Even so, the biggest problem for the board is the tremendous amount of information they must master in wide variety of areas where management and staff currently have the upper hand. Of the MassDOT board members, Alvaro has the best grasp of the T’s financial problems, but he says he is still “on a learning curve” with respect to the other divisions as well solutions to the system’s financial troubles. At a November board meeting, Whittle said he’s trying to “catch up” on MBTA issues. During a discussion at one recent meeting about the wisdom of $17 million in improvements to the Fairmount commuter rail line in the current fiscal climate, Mullan patiently had to explain that the project was a Central Artery mitigation requirement, so there would be serious legal consequences with not moving forward with it.

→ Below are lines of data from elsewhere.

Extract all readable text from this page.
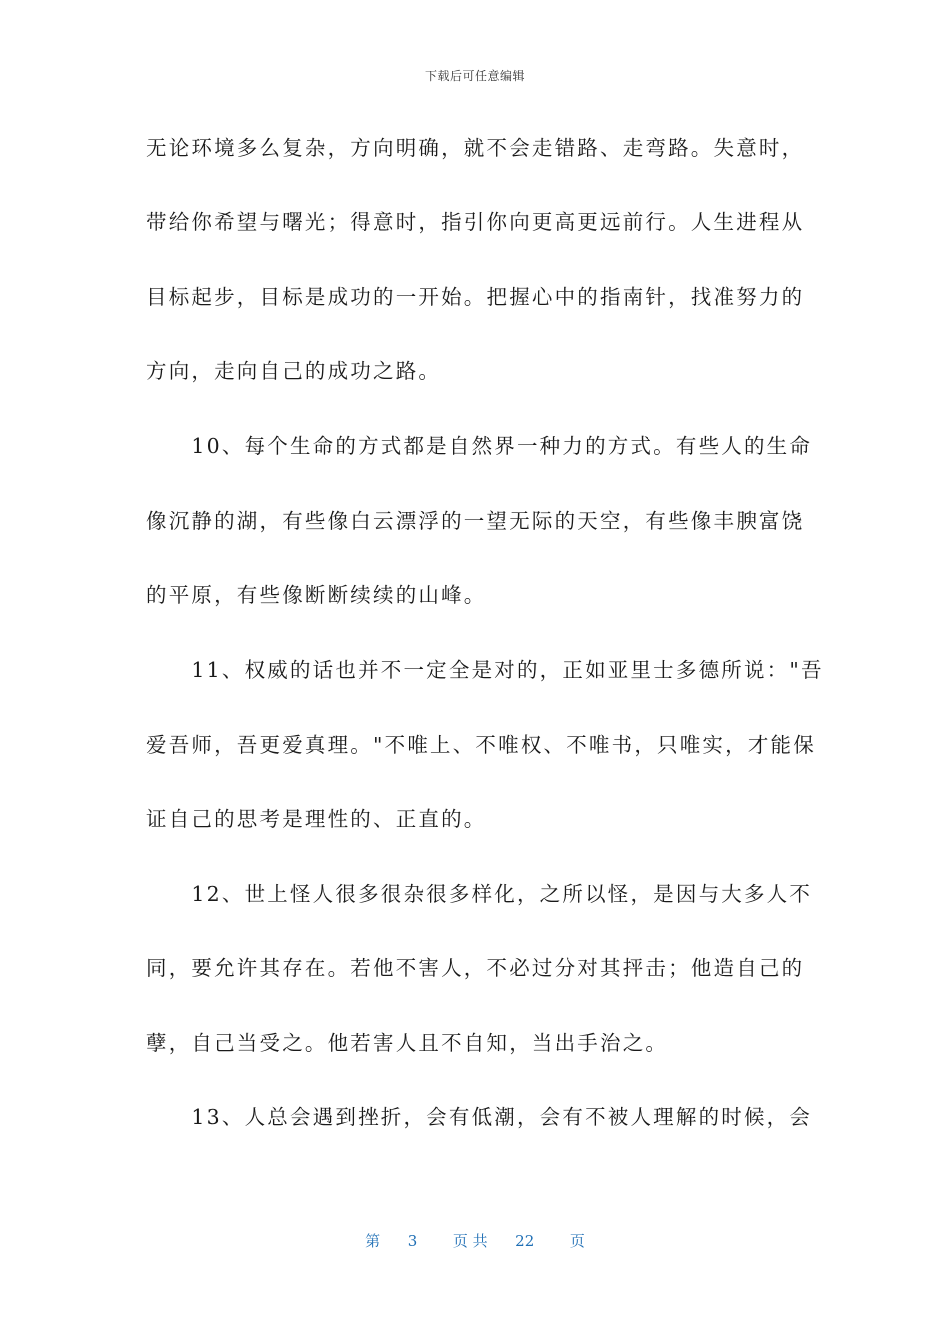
下载后可任意编辑
无论环境多么复杂，方向明确，就不会走错路、走弯路。失意时，
带给你希望与曙光；得意时，指引你向更高更远前行。人生进程从
目标起步，目标是成功的一开始。把握心中的指南针，找准努力的
方向，走向自己的成功之路。
　　10、每个生命的方式都是自然界一种力的方式。有些人的生命
像沉静的湖，有些像白云漂浮的一望无际的天空，有些像丰腴富饶
的平原，有些像断断续续的山峰。
　　11、权威的话也并不一定全是对的，正如亚里士多德所说："吾
爱吾师，吾更爱真理。"不唯上、不唯权、不唯书，只唯实，才能保
证自己的思考是理性的、正直的。
　　12、世上怪人很多很杂很多样化，之所以怪，是因与大多人不
同，要允许其存在。若他不害人，不必过分对其抨击；他造自己的
孽，自己当受之。他若害人且不自知，当出手治之。
　　13、人总会遇到挫折，会有低潮，会有不被人理解的时候，会
第 3 页 共 22 页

The department plans a retreat for board members to get them up to speed on the vast portfolio they now oversee. Transportation officials also are trying to familiarize board members with agencies they supervise outside Greater Boston like the Worcester Regional Transit Authority, whose administrator gave an overview of the agency at a recent board meeting.
Initially, the state auditor will also provide some additional eyes and ears. The auditor’s office is in the process of conducting close-out audits of all the former stand-alone agencies and authorities that have been folded into MassDOT. Meanwhile, Patrick established a 20-member advisory council headed by the Massachusetts Business Roundtable’s Alan Macdonald, who served on the earlier transportation finance commission.
The board clearly needs extra support. “It is impossible for five members who are unpaid to give the level of scrutiny that the T board or the Turnpike board traditionally did,” says Salvucci. Of the country’s 10 largest transit agencies, the MBTA is now one of only two without a dedicated board of directors. (Metro Seattle’s mass transit agency is the other.)
The MassDOT board of directors has considerable leverage in the new transportation bureaucracy. Connaughton hopes that one or two of the new directors “really step up” as true public advocates who aren’t afraid to challenge management, when necessary. But she has her reservations. “I don’t know if that’s going to happen,” she says, “given that all the board members are appointed by the same official at this particular point in time, which is a such a critical point in time.”
Five people certainly cannot save the day. A lot of dust has been kicked up by the furor over the qualifications of the new board. But that controversy will fade to a dim memory if the MassDOT directors propose credible, and politically feasible, remedies for an ailing transportation network in need of more than just a tune-up.